Dans ce combat entre la raison énoncée à grands coups d’aphorismes par Stanley Crawford et le spiritisme, incarné par Sophie aux yeux révulsés, qui entre en transe, fait tourner les tables et parler les esprits, un amour n’ose dire son nom mais s’autorise quelques escapades sur la route de l’été, comme dans un observatoire vétuste autant que romantique.

 

Magic in the Moonlight est meilleur au cours des deux premiers tiers de son parcours, alors que la mèche de l’intrigue n’est pas vendue et que la magie domine le jeu en ouvrant des horizons enchantés. Ensuite, Allen, après une pirouette, a manqué d’inspiration et tombe dans les codes de la romance assez convenue, à l’exception de quelques gags (les coups frappés par les esprits, repris en finale à des fins sentimentales). Mais, l’un dans l’autre, avec le charme de ces univers de spiritisme et d’illusionnisme entrechoqués, mariés pour le meilleur, cette comédie de Woody Allen est son Songe d’une nuit d’été qui délasse et amuse en rappelant que le manifeste de la raison pure n’est pas le plus rigolo des crédos et qu’une dose de folie demeure le sel du bonheur.
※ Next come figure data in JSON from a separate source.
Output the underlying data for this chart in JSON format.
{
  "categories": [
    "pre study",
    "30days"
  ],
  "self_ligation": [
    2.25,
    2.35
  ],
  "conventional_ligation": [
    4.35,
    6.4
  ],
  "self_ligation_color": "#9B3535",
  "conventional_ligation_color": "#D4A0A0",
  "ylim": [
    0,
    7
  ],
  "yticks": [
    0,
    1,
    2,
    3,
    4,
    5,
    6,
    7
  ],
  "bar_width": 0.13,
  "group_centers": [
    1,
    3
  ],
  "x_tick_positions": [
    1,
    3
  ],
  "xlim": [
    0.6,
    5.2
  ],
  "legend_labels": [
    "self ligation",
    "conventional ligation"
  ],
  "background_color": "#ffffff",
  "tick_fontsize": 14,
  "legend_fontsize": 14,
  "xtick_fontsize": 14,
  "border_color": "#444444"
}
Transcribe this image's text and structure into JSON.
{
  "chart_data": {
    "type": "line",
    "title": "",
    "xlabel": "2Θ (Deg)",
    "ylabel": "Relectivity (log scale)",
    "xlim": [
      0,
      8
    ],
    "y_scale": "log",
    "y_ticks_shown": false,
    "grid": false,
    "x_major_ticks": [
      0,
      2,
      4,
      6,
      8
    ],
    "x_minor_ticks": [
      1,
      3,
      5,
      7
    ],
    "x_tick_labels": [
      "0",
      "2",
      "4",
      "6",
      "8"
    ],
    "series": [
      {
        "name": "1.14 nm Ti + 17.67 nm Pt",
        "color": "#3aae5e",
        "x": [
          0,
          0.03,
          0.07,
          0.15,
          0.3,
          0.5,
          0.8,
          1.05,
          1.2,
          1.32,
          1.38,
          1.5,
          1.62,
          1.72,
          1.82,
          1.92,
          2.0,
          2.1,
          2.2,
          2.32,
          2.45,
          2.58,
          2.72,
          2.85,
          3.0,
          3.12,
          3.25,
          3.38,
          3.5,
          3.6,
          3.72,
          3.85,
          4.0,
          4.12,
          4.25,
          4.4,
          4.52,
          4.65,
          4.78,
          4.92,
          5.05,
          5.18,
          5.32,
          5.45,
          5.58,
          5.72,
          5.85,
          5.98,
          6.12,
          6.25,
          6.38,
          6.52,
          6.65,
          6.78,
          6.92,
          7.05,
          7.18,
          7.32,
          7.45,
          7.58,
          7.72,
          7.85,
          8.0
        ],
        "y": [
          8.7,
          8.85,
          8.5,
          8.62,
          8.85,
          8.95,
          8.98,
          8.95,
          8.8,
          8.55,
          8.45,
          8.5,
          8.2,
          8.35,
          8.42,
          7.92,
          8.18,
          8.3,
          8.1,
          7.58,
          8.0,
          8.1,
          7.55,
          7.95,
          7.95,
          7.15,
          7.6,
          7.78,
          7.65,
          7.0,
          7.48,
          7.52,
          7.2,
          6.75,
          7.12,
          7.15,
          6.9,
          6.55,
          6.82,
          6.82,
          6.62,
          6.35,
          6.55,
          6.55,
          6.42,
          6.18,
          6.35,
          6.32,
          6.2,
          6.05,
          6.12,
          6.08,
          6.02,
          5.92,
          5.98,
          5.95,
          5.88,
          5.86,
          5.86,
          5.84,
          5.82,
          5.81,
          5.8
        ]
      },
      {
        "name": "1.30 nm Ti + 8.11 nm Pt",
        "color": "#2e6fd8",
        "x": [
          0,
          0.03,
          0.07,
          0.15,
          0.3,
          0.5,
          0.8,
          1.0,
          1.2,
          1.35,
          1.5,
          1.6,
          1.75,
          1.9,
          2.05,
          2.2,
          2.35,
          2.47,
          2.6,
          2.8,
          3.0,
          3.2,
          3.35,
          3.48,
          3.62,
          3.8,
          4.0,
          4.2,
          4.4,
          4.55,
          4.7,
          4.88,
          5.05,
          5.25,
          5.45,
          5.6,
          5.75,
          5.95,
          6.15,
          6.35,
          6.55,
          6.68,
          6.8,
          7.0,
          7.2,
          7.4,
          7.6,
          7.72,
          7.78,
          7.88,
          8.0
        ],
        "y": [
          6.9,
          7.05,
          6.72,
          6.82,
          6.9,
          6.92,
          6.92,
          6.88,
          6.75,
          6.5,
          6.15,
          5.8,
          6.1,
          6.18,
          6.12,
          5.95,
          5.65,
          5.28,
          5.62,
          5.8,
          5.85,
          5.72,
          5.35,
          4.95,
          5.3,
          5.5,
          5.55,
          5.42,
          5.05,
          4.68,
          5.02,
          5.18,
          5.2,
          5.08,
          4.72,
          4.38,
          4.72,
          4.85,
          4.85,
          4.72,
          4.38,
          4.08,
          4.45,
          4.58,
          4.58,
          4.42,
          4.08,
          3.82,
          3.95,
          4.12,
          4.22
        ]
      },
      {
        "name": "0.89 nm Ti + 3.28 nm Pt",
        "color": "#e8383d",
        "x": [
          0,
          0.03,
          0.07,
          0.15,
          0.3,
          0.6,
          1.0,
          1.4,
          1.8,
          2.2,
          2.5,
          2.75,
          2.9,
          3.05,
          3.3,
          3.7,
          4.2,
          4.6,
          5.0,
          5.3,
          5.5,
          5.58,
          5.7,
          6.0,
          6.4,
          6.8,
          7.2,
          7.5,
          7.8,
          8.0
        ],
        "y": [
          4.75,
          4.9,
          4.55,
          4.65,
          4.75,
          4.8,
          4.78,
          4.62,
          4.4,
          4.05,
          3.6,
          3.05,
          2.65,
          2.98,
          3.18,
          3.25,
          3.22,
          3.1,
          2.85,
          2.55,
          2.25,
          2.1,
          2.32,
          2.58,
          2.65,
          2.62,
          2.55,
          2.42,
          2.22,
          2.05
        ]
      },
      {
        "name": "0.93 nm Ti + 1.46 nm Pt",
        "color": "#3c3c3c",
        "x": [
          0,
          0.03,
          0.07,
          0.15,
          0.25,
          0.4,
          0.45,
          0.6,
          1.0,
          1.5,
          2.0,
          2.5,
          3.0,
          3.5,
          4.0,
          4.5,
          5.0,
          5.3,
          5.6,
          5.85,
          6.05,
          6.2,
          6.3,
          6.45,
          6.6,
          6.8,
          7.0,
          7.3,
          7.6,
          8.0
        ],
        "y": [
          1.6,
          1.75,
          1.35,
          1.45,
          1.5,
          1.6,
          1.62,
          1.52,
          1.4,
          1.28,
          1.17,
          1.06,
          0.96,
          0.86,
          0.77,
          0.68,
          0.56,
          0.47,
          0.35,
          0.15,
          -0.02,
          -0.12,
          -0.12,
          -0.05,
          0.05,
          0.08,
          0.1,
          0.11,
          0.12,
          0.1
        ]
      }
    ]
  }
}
Magic in the Moonlight (v.f. : Magie au clair de lune)

★★★ 1/2

Réalisation et scénario : Woody Allen. Avec Colin Firth, Emma Stone, Eileen Atkins, Marcia Gay Harden, Hamish Linklater, Simon McBurney, Jacki Weaver, Catherine McCormack, Jeremy Shamos. Image : Darius Khondji. Montage : Alisa Lepselter. États-Unis , 2014, 98 min.